At total of 1,564 Qataris arrived in Saudi Arabia for the annual pilgrimage, the governor of Makkah Prince Khalid Al Faisal said, whereas the number of Qatari pilgrims last year was 1,210.

The arrival of Qatari pilgrims has been a subject of controversy this year after Saudi Arabia cut diplomatic and travel ties with Qatar, including the closure of border crossings and barring Qatari aircraft from its airspace. The Saudi move on June 5 was taken along with the UAE, Bahrain and Egypt to protest against what they say is Qatar's support of groups and individuals linked to extremism and terrorism. Qatar denies the accusations and has refused to meet the quartet's conditions for normalisation of relations.

Doha angered Riyadh further in late July by criticising Saudi Arabia's provisions to enable Qatari pilgrims to perform Hajj despite the boycott of their country. Foreign minister Adel Al Jubeir accused Qatar of attempting to "internationalise" the administration of the holy sites in Saudi Arabia and warned this would be considered  a "declaration of war".

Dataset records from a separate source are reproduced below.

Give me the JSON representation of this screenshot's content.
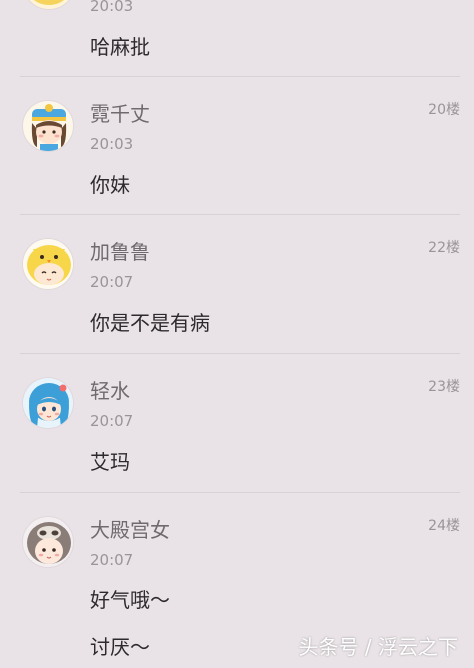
{
  "posts": [
    {
      "time": "20:03",
      "content": "哈麻批"
    },
    {
      "username": "霓千丈",
      "floor": "20楼",
      "time": "20:03",
      "content": "你妹",
      "avatar_icon": "girl-blue-hat-avatar"
    },
    {
      "username": "加鲁鲁",
      "floor": "22楼",
      "time": "20:07",
      "content": "你是不是有病",
      "avatar_icon": "yellow-chick-costume-avatar"
    },
    {
      "username": "轻水",
      "floor": "23楼",
      "time": "20:07",
      "content": "艾玛",
      "avatar_icon": "blue-hair-girl-avatar"
    },
    {
      "username": "大殿宫女",
      "floor": "24楼",
      "time": "20:07",
      "content": "好气哦～",
      "content_2": "讨厌～",
      "avatar_icon": "sloth-hood-avatar"
    }
  ],
  "watermark": "头条号 / 浮云之下",
  "colors": {
    "background": "#e9e3e7",
    "username": "#6f6a6e",
    "meta": "#9a9498",
    "content": "#2d2a2d",
    "divider": "#d8d1d5"
  }
}
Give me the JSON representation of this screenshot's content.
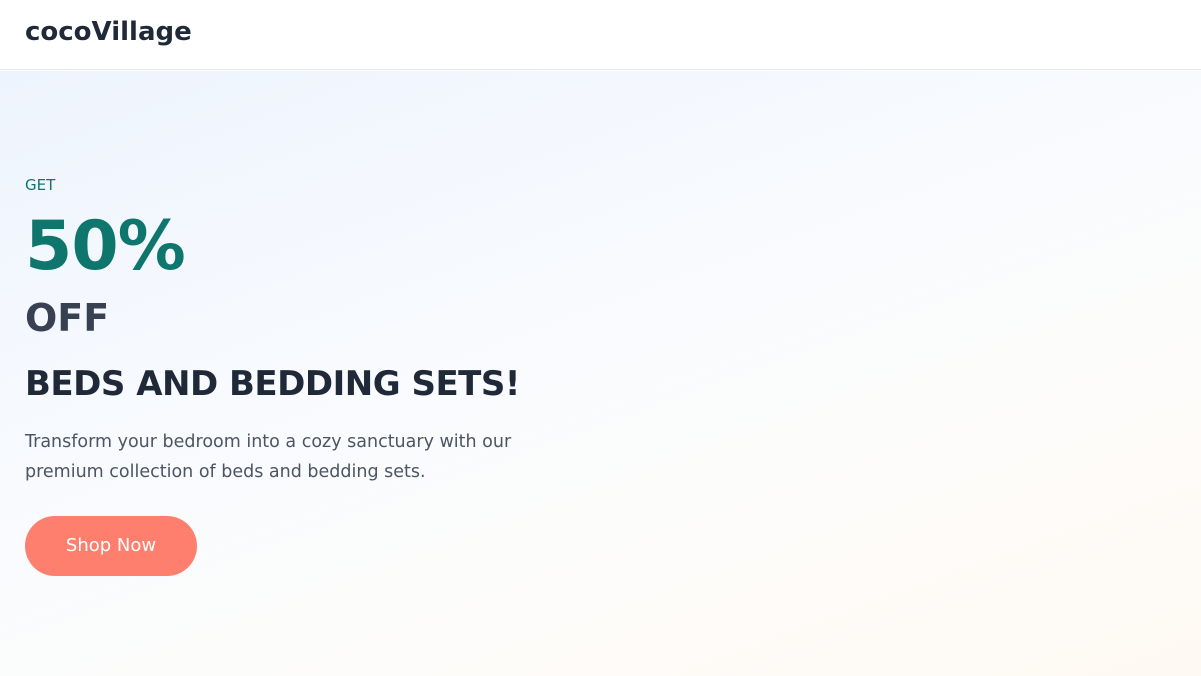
{
  "header": {
    "logo": "cocoVillage"
  },
  "hero": {
    "eyebrow": "GET",
    "discount": "50%",
    "off": "OFF",
    "headline": "BEDS AND BEDDING SETS!",
    "description": "Transform your bedroom into a cozy sanctuary with our premium collection of beds and bedding sets.",
    "cta_label": "Shop Now"
  },
  "colors": {
    "accent_teal": "#0f766e",
    "cta_coral": "#ff7f6e",
    "heading_dark": "#1f2937",
    "body_gray": "#4b5563"
  }
}
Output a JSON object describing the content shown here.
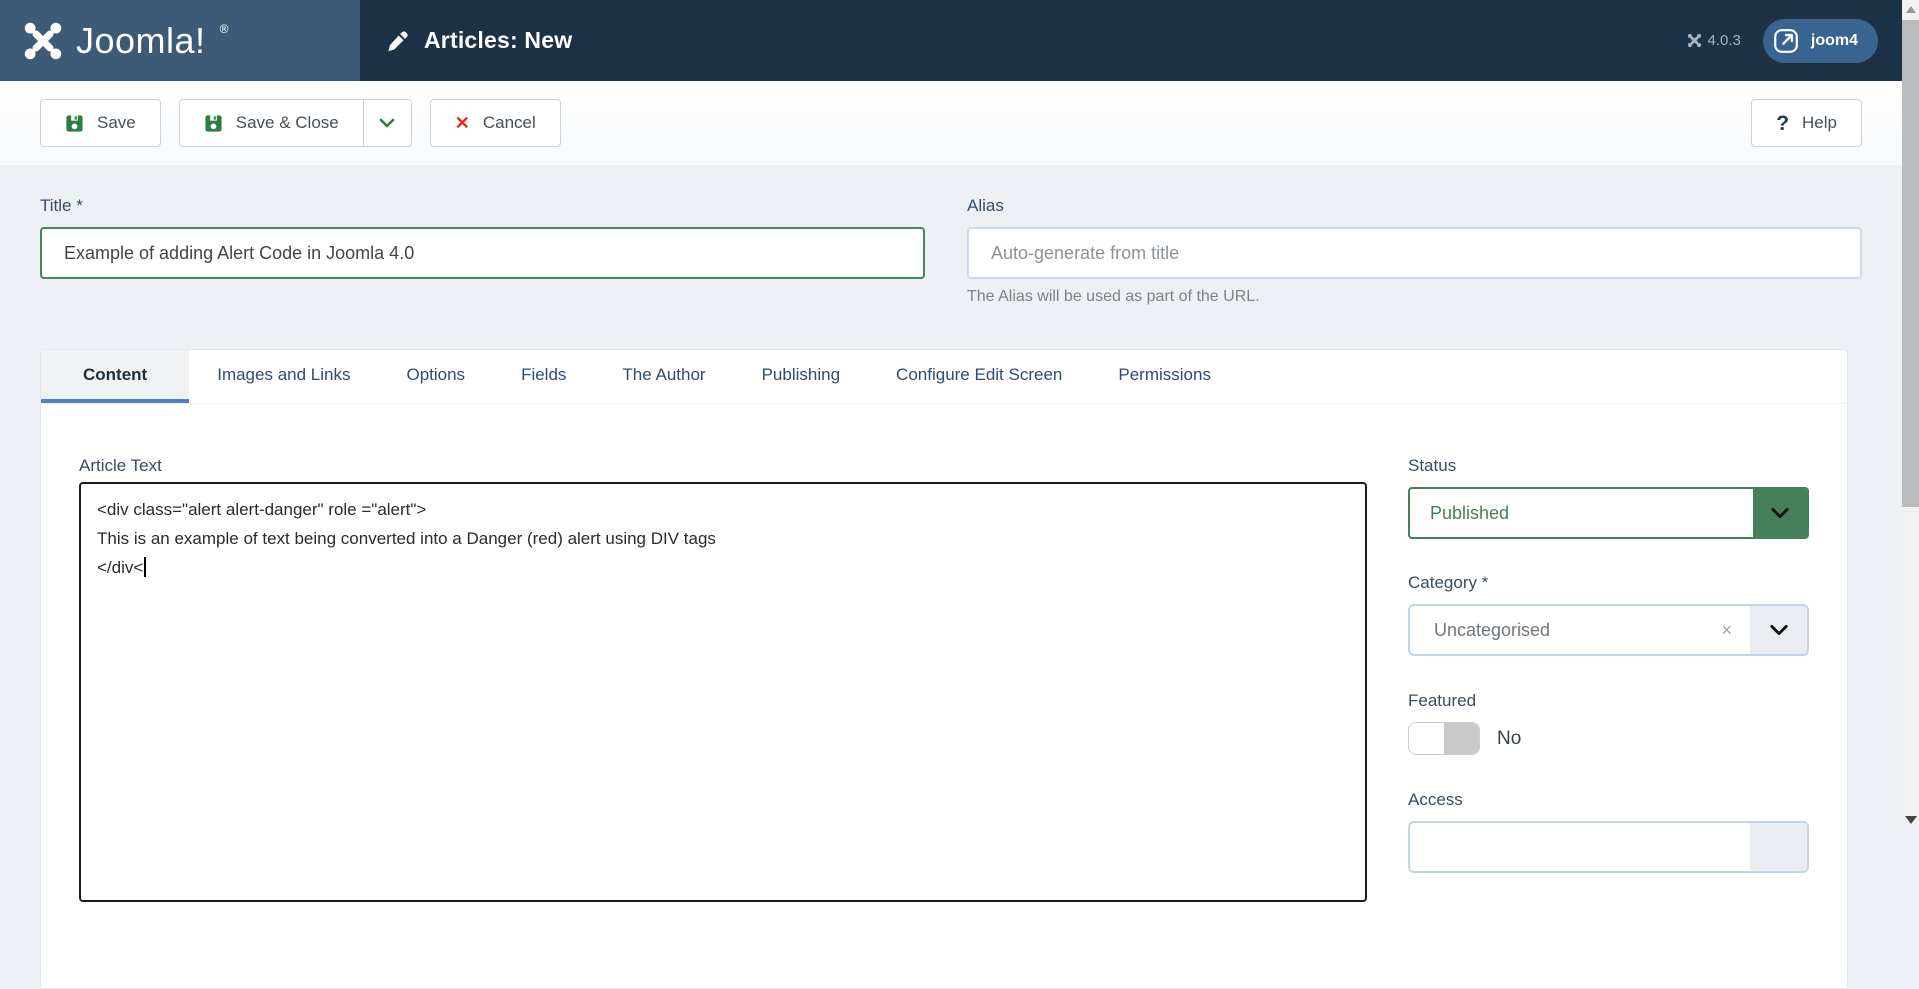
{
  "header": {
    "logo_text": "Joomla!",
    "logo_reg": "®",
    "page_title": "Articles: New",
    "version": "4.0.3",
    "user_button_label": "joom4"
  },
  "toolbar": {
    "save_label": "Save",
    "save_close_label": "Save & Close",
    "cancel_label": "Cancel",
    "help_label": "Help"
  },
  "form": {
    "title_label": "Title *",
    "title_value": "Example of adding Alert Code in Joomla 4.0",
    "alias_label": "Alias",
    "alias_placeholder": "Auto-generate from title",
    "alias_help": "The Alias will be used as part of the URL."
  },
  "tabs": [
    {
      "label": "Content",
      "active": true
    },
    {
      "label": "Images and Links",
      "active": false
    },
    {
      "label": "Options",
      "active": false
    },
    {
      "label": "Fields",
      "active": false
    },
    {
      "label": "The Author",
      "active": false
    },
    {
      "label": "Publishing",
      "active": false
    },
    {
      "label": "Configure Edit Screen",
      "active": false
    },
    {
      "label": "Permissions",
      "active": false
    }
  ],
  "editor": {
    "label": "Article Text",
    "lines": [
      "<div class=\"alert alert-danger\" role =\"alert\">",
      "This is an example of text being converted into a Danger (red) alert using DIV tags",
      "</div<"
    ]
  },
  "sidebar": {
    "status_label": "Status",
    "status_value": "Published",
    "category_label": "Category *",
    "category_value": "Uncategorised",
    "clear_icon": "×",
    "featured_label": "Featured",
    "featured_value": "No",
    "access_label": "Access"
  },
  "icons": {
    "cancel_glyph": "✕",
    "help_glyph": "?"
  },
  "colors": {
    "header_left_bg": "#3d5a76",
    "header_right_bg": "#1e3247",
    "user_pill_bg": "#38648f",
    "status_green": "#45805a",
    "icon_green": "#2e7d42",
    "cancel_red": "#d93025",
    "tab_underline_blue": "#4d82c4",
    "title_border_green": "#44855a",
    "page_bg": "#edf1f6"
  }
}
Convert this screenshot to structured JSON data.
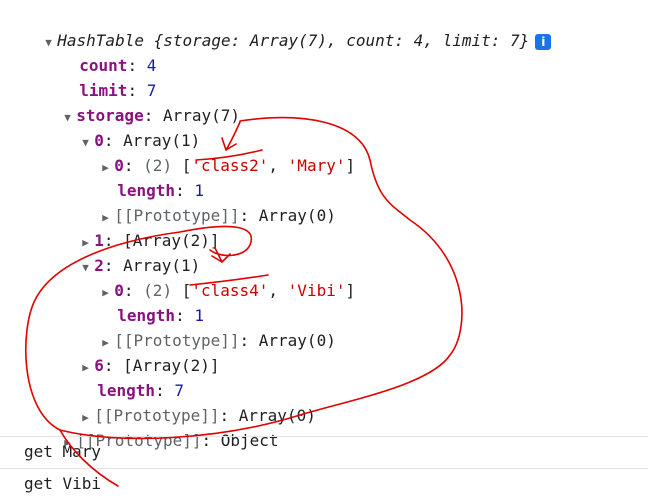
{
  "header": {
    "expanded_icon": "triangle-down-icon",
    "preview": "HashTable {storage: Array(7), count: 4, limit: 7}",
    "info_icon_label": "i"
  },
  "tree": {
    "count": {
      "key": "count",
      "value": "4"
    },
    "limit": {
      "key": "limit",
      "value": "7"
    },
    "storage": {
      "key": "storage",
      "value": "Array(7)"
    },
    "storage_0": {
      "key": "0",
      "value": "Array(1)"
    },
    "storage_0_0": {
      "key": "0",
      "prefix": "(2)",
      "v1": "'class2'",
      "v2": "'Mary'"
    },
    "storage_0_length": {
      "key": "length",
      "value": "1"
    },
    "storage_0_proto": {
      "key": "[[Prototype]]",
      "value": "Array(0)"
    },
    "storage_1": {
      "key": "1",
      "value": "[Array(2)]"
    },
    "storage_2": {
      "key": "2",
      "value": "Array(1)"
    },
    "storage_2_0": {
      "key": "0",
      "prefix": "(2)",
      "v1": "'class4'",
      "v2": "'Vibi'"
    },
    "storage_2_length": {
      "key": "length",
      "value": "1"
    },
    "storage_2_proto": {
      "key": "[[Prototype]]",
      "value": "Array(0)"
    },
    "storage_6": {
      "key": "6",
      "value": "[Array(2)]"
    },
    "storage_length": {
      "key": "length",
      "value": "7"
    },
    "storage_proto": {
      "key": "[[Prototype]]",
      "value": "Array(0)"
    },
    "object_proto": {
      "key": "[[Prototype]]",
      "value": "Object"
    }
  },
  "console": {
    "line1": "get Mary",
    "line2": "get Vibi"
  },
  "colors": {
    "key": "#881280",
    "number": "#1a1aa6",
    "string": "#c80000",
    "annotation": "#e00000",
    "info_badge": "#1a73e8"
  }
}
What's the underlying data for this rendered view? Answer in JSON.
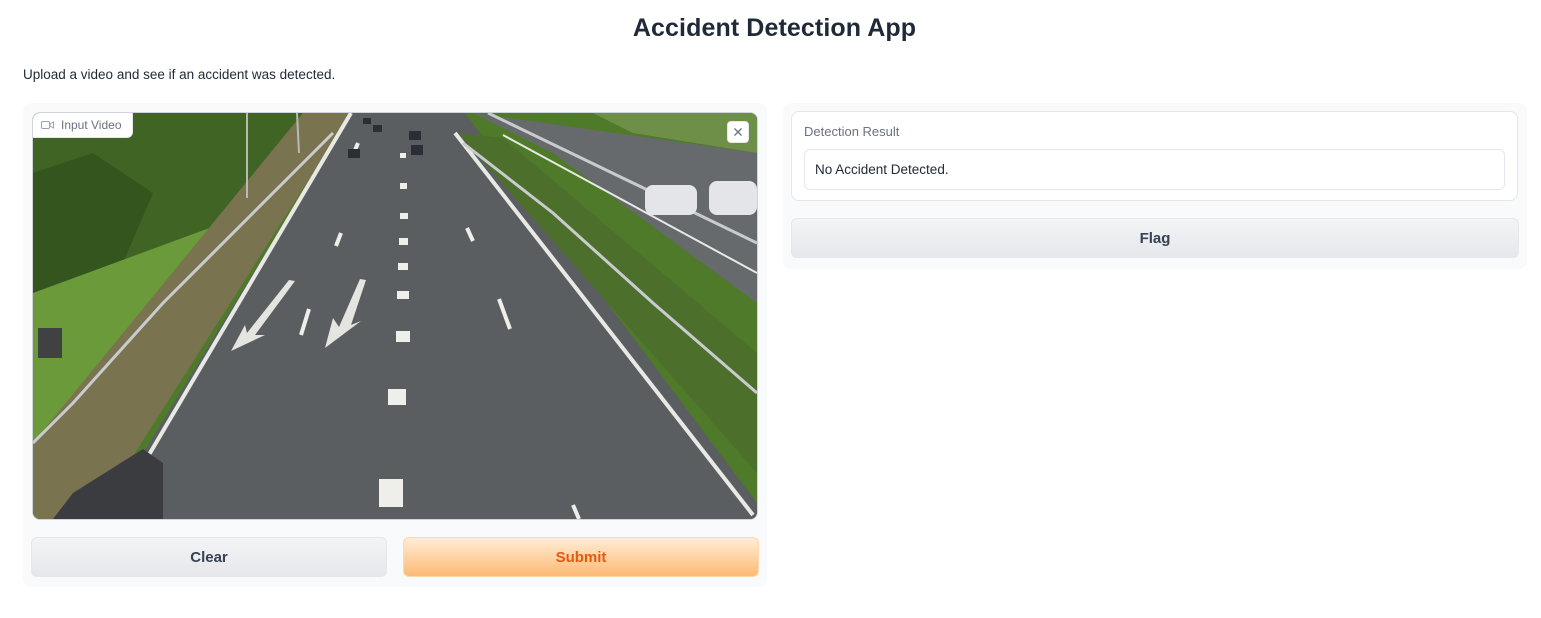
{
  "app": {
    "title": "Accident Detection App",
    "description": "Upload a video and see if an accident was detected."
  },
  "input": {
    "video_label": "Input Video",
    "video_icon": "video-camera-icon",
    "close_icon": "close-icon",
    "clear_label": "Clear",
    "submit_label": "Submit"
  },
  "output": {
    "result_label": "Detection Result",
    "result_value": "No Accident Detected.",
    "flag_label": "Flag"
  },
  "colors": {
    "submit_text": "#ea580c",
    "submit_bg": "#fdba74",
    "panel_bg": "#f9fafb"
  }
}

However, Saudi King Salman in mid-August ordered the opening of the land border to Qatari pilgrims and authorised sending Saudi aircraft to ferry pilgrims from Doha after the intercession of a member of Qatar's royal family.

Hajj by the numbers

Hajj by the numbers

Prince Khalid, who chairs the Hajj central committee, said the overall number of pilgrims from abroad had also risen this year, to 1,752,014 from 1,325,372 last year. Domestic pilgrims comprised of 126,092 Saudi citizens and 102,936 expatriates, the prince said on Wednesday as the Hajj began, in remarks reported by the Saudi Press Agency.

More than 300,000 Saudi military personnel and civil servants have been enlisted to assist pilgrims this year, Prince Khalid said.

Figures from the Saudi immigration department show that foreign pilgrims this year came from 168 countries, and that 54 per cent of them were male.

The majority of the pilgrims - 1,648,332 - came by air, 88,855 by land and 14,827 by sea, the department said.